Convert between sparse and dense matrix representations.

to_dense(sparse) -> matrix
to_sparse(matrix) -> sparse
let dense = to_dense(mat)   # full matrix (caution: memory!)
let sp = to_sparse(matrix([[1, 0, 0], [0, 0, 2], [0, 3, 0]]))
println(nnz(sp))   # 3

Edge case: to_dense on a large scRNA-seq matrix (30k x 10k) allocates ~2.4 GB. Use sparse operations when possible.

nnz

Count of non-zero entries in the sparse matrix.

nnz(sparse) -> int
let mat = sparse_matrix([[0, 0, 5.0], [1, 2, 3.0]], 10, 10)
nnz(mat)   # 2

# Sparsity ratio
let sparsity = 1.0 - float(nnz(mat)) / float(10 * 10)
println("Sparsity:", round(sparsity * 100, 1), "%")   # Sparsity: 98.0%

sparse_get

Get a single value from a sparse matrix by row and column index.

sparse_get(sparse, row, col) -> float
let mat = sparse_matrix([[0, 0, 5.0], [1, 2, 3.0]], 10, 10)
sparse_get(mat, 0, 0)   # 5.0
sparse_get(mat, 0, 1)   # 0.0  (not stored = zero)

normalize_sparse

Normalize columns (cells) to sum to a target value (default: 10,000 for CPM-like normalization).

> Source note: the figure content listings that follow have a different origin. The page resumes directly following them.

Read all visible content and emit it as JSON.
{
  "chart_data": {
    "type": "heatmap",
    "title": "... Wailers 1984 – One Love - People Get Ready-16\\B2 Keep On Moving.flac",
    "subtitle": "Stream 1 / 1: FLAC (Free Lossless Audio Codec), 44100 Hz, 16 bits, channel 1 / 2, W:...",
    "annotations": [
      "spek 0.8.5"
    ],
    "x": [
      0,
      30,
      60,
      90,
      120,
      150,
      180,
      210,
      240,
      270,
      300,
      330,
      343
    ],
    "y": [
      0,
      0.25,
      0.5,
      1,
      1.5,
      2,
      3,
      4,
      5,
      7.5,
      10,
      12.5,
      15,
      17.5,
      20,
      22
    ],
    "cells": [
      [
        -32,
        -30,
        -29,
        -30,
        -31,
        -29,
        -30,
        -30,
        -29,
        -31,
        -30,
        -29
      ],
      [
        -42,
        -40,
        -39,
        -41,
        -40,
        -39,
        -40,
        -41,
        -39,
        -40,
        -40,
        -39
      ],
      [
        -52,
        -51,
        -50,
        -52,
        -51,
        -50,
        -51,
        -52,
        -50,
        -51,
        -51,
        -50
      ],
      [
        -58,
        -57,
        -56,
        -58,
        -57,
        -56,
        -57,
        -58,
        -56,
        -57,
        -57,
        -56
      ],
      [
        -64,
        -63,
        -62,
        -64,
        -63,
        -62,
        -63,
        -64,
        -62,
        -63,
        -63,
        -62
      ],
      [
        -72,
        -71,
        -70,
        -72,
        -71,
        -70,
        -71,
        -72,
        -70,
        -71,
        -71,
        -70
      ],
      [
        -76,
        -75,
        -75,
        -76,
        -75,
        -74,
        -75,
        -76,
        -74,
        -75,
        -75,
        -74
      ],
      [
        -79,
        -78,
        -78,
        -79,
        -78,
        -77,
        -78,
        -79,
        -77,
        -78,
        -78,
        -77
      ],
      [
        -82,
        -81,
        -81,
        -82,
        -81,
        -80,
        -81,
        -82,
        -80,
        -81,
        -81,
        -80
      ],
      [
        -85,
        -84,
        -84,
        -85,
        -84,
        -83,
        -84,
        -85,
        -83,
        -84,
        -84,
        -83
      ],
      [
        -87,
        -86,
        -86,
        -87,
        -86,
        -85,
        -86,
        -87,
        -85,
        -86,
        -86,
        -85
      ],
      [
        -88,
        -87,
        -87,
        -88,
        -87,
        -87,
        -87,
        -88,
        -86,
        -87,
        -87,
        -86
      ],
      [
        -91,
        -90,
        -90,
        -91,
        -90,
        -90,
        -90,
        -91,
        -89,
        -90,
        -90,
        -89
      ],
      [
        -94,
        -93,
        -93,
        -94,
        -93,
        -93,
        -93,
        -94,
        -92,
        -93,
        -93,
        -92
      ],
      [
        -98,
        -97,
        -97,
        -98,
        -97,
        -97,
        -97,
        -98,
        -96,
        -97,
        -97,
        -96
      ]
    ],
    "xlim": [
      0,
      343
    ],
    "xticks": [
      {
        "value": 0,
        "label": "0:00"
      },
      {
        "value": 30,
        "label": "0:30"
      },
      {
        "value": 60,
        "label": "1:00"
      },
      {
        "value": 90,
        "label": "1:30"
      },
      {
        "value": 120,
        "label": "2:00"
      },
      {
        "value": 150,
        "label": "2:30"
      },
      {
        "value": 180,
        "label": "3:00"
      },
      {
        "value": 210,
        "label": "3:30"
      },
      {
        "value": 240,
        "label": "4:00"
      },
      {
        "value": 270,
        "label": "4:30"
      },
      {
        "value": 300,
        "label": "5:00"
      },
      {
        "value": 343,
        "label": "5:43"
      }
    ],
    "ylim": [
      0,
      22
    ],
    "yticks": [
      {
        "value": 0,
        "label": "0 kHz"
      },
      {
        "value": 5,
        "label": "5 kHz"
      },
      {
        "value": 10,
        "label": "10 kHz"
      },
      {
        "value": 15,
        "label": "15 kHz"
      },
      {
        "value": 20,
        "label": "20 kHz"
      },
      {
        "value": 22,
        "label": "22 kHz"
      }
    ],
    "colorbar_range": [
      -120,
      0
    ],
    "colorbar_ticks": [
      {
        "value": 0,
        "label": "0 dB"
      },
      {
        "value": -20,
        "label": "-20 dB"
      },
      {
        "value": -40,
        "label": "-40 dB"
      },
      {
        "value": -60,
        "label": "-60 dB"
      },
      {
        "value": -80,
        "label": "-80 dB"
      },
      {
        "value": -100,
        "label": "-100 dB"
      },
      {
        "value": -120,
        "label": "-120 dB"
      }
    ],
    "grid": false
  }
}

normalize_sparse(mat, target?) -> sparse
let raw_counts = sparse_matrix(entries, 30000, 10000)
let normalized = normalize_sparse(raw_counts, 10000)   # library-size normalization

sparse_row_sums / sparse_col_sums

Compute row or column sums of a sparse matrix efficiently.

sparse_row_sums(sparse) -> list
sparse_col_sums(sparse) -> list
let mat = sparse_matrix([[0, 0, 5.0], [0, 1, 3.0], [1, 0, 2.0]], 3, 3)
sparse_row_sums(mat)   # [8.0, 2.0, 0.0]
sparse_col_sums(mat)   # [7.0, 3.0, 0.0]